The White House says President Donald Trump remains determined to pull out U.S. troops deployed in Syria, a message that comes after French President Emmanuel Macron said he convinced Trump to keep U.S. forces there.
"The U.S. mission has not changed — the president has been clear that he wants U.S. forces to come home as quickly as possible," White House press secretary Sarah Huckabee Sanders said in a statement late Sunday.
She added that the United States wants to "complete crush" the Islamic State militant group and work to prevent it from coming back.
Macron spoke earlier Sunday to France's BFM television, saying: "Ten days ago, President Trump was saying 'The United States should withdraw from Syria,' We convinced him it was necessary to stay for the long term." However, on Monday, Macron sought to clarify his comments, saying both countries were committed to finishing the battle against the Islamic State group and helping the peace process in Syria.
France joined the United States and Britain in airstrikes against Syrian chemical weapons sites on Saturday.
WATCH: US defends attack on Syria
Macron also said he told Trump that it was necessary to limit the airstrikes in Syria, suggesting Trump wanted to go further.

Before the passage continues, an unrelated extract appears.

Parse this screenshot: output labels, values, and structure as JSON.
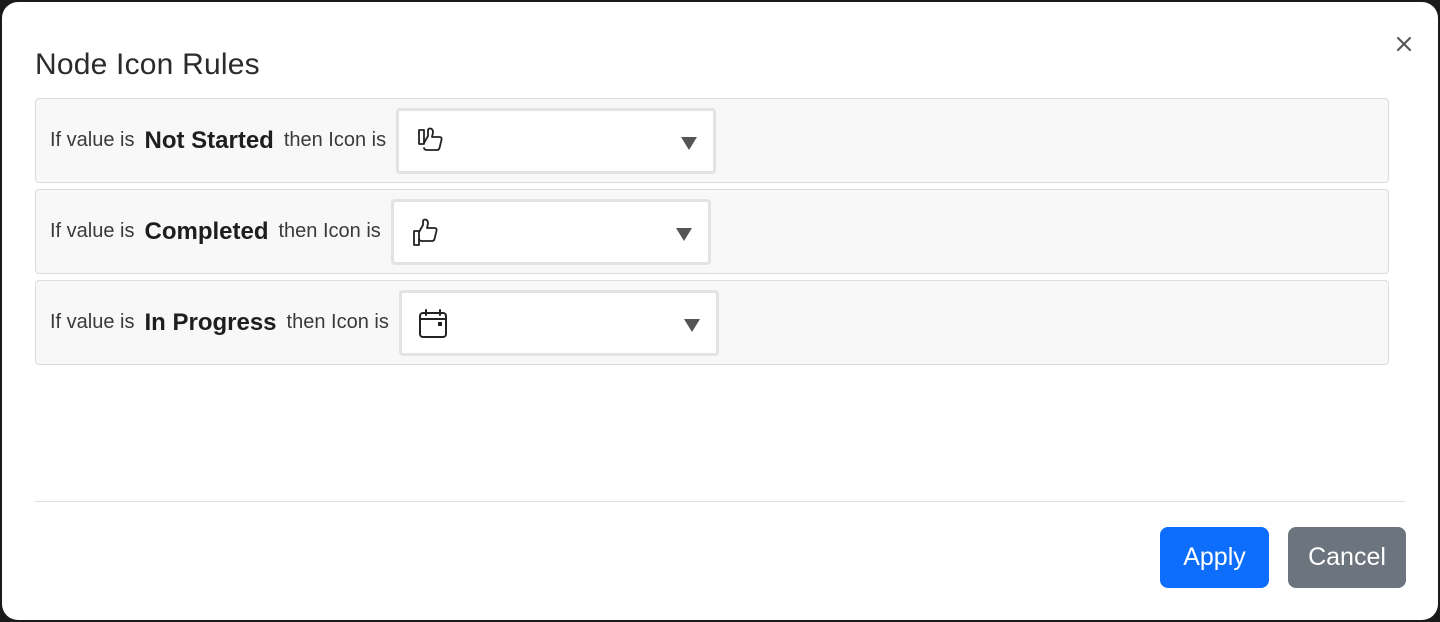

"We also persuaded him that we needed to limit the strikes to chemical weapons sites after things got a little carried away over tweets," Macron told reporters.
The French leader said there is proof the Syrian government used poison gas in Douma and that missile strikes were necessary to give the international community credibility. He also said Syrian ally Russia is complicit.
"They have not used chlorine themselves but they have methodically built the international community's inability to act through diplomatic channels to stop the use of chemical weapons."
Macron told BFM that France has not declared war on Syrian President Bashar al-Assad, but it was necessary to show Assad that using poison gas on civilians will not go unpunished.